Subpoena Duces Tecum – This type of subpoena issued by a Federal Grand Jury requires the person who receives the subpoena to provide tangible evidence as a response. When issuing a subpoena duces tecum a grand jury can be seeking documents, pictures, video, recordings, corporate documents, email communication, accounting statements or bank records.
Subpoena Ad Testificandum – Should the Grand Jury want to hear from someone that they feel will aid its investigation, they will issue a subpoena ad testificandum. This type of subpoena will require someone to actually testify before the Grand Jury.
I Received a Grand Jury Subpoena, Now What?
There are essentially three things that you can do after receiving a Grand Jury subpoena.
Ignore – Similar to any subpoena, a federal Grand Jury subpoena should not be ignored. The government (prosecutor) can ask the court to hold you in contempt. It is difficult to find extraordinary circumstances that may justify your refusal to comply. If justification cannot be provided, a court can order jail time for ignoring a grand jury subpoena.
Comply – Compliance can be somewhat confusing as complying with a Federal Grand Jury subpoena is in fact mandatory. While most people simply comply with the demands of a subpoena, there may be other options, or ways of complying, that an attorney can help you with. There may instances where subpoenas seek massive amounts of information or potentially incriminating evidence. In these instances, it may be best for your attorney seek a partial challenge.

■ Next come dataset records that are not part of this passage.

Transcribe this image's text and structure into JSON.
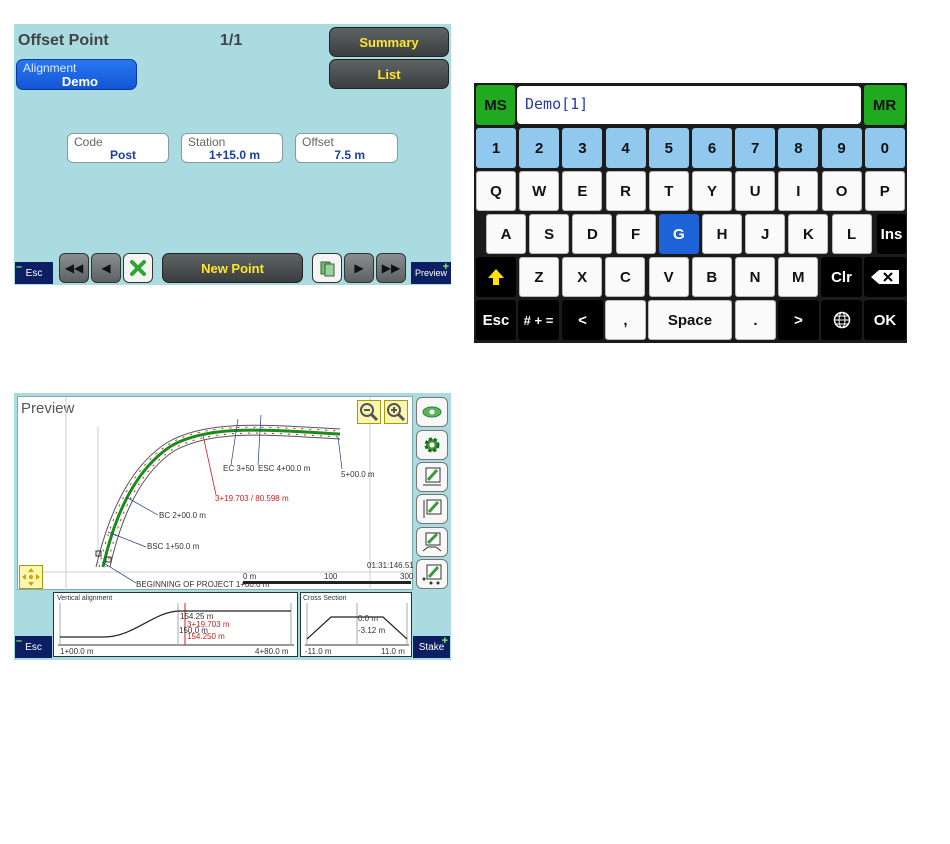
{
  "offset_panel": {
    "title": "Offset Point",
    "counter": "1/1",
    "summary_label": "Summary",
    "list_label": "List",
    "alignment_label": "Alignment",
    "alignment_value": "Demo",
    "fields": [
      {
        "label": "Code",
        "value": "Post"
      },
      {
        "label": "Station",
        "value": "1+15.0 m"
      },
      {
        "label": "Offset",
        "value": "7.5 m"
      }
    ],
    "esc_label": "Esc",
    "new_point_label": "New Point",
    "preview_label": "Preview"
  },
  "keyboard": {
    "ms_label": "MS",
    "mr_label": "MR",
    "input_value": "Demo[1]",
    "row_numbers": [
      "1",
      "2",
      "3",
      "4",
      "5",
      "6",
      "7",
      "8",
      "9",
      "0"
    ],
    "row_q": [
      "Q",
      "W",
      "E",
      "R",
      "T",
      "Y",
      "U",
      "I",
      "O",
      "P"
    ],
    "row_a": [
      "A",
      "S",
      "D",
      "F",
      "G",
      "H",
      "J",
      "K",
      "L"
    ],
    "ins_label": "Ins",
    "row_z": [
      "Z",
      "X",
      "C",
      "V",
      "B",
      "N",
      "M"
    ],
    "clr_label": "Clr",
    "esc_label": "Esc",
    "symbols_label": "# + =",
    "left_label": "<",
    "comma_label": ",",
    "space_label": "Space",
    "dot_label": ".",
    "right_label": ">",
    "ok_label": "OK",
    "selected_key": "G"
  },
  "preview_panel": {
    "title": "Preview",
    "map_labels": {
      "ec": "EC 3+50",
      "esc4": "ESC 4+00.0 m",
      "s500": "5+00.0 m",
      "station_red": "3+19.703 / 80.598 m",
      "bc": "BC 2+00.0 m",
      "bsc": "BSC 1+50.0 m",
      "begin": "BEGINNING OF PROJECT 1+00.0 m",
      "scale_0": "0 m",
      "scale_100": "100",
      "scale_300": "300",
      "time": "01:31:146.51"
    },
    "vertical": {
      "title": "Vertical alignment",
      "elev1": "154.25 m",
      "elev2": "150.0 m",
      "station_red": "3+19.703 m",
      "elev_red": "154.250 m",
      "start": "1+00.0 m",
      "end": "4+80.0 m"
    },
    "cross": {
      "title": "Cross Section",
      "v1": "0.0 m",
      "v2": "-3.12 m",
      "left": "-11.0 m",
      "right": "11.0 m"
    },
    "esc_label": "Esc",
    "stake_label": "Stake"
  },
  "colors": {
    "panel_bg": "#a9dbe0",
    "accent_yellow": "#ffe629",
    "alignment_blue": "#1e62d8",
    "key_number_blue": "#90c8ee",
    "ms_green": "#1faa1f",
    "road_green": "#1a8c1a",
    "station_red": "#d02020"
  }
}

Challenge – There are instances where the person who receives the subpoena does not have knowledge, or possess the information sought, has nothing to do with the case or is being asked to reveal information that is confidential or privileged. When this happens, your lawyer needs to file a motion asking the court to quash the subpoena, limit/reduce its scope or declare the subpoena null and void.
Grand Jury Gathers Evidence
Much like a jury of your peers when you are standing trial, federal grand juries consist of lay persons and not law enforcement officers and/or prosecuting attorneys. It is with the assistance of the government prosecutors and federal agents mired in the investigation, that the Grand Jury takes its direction as to how the investigation is conducted. While it is the decision of the Grand Jury to determine whether someone is to be indicted, the government is using the Grand Jury to further criminal investigations. While a sitting grand jury is reviewing a case, investigators will make presentations to the Grand Jury that highlight, or point them to, certain pieces of evidence received pursuant to the issued subpoenas. Grand Jurors may ask questions of testifying witnesses and the government.
Should You Testify Before a Grand Jury?
Receiving a subpoena from the Grand Jury forces you to testify. It is important to note that many people that receive a subpoena to testify before the Grand Jury do not have criminal exposure. However, you should consult with an attorney immediately upon receiving a grand jury subpoena as there are times when someone may be considered to be a subject or a target of a criminal investigation. In this instance, it is best to have an attorney handle this unique problem on your behalf.
Given Constitutional protection against self-incrimination, the government will not force a target of an investigation to testify before a Grand Jury. However, there are instances where targets of investigations choose to testify voluntarily. In order to do so they will have to waive their right against self-incrimination. Although you are voluntarily choosing to testify and waiving your rights, you should consult with an attorney as doing so can be detrimental. Targets are advised that the Grand Jury is conducting a criminal investigation (whether a violation of federal law occurred) and that anything that is said may be used not only by the Grand Jury but in subsequent criminal proceedings.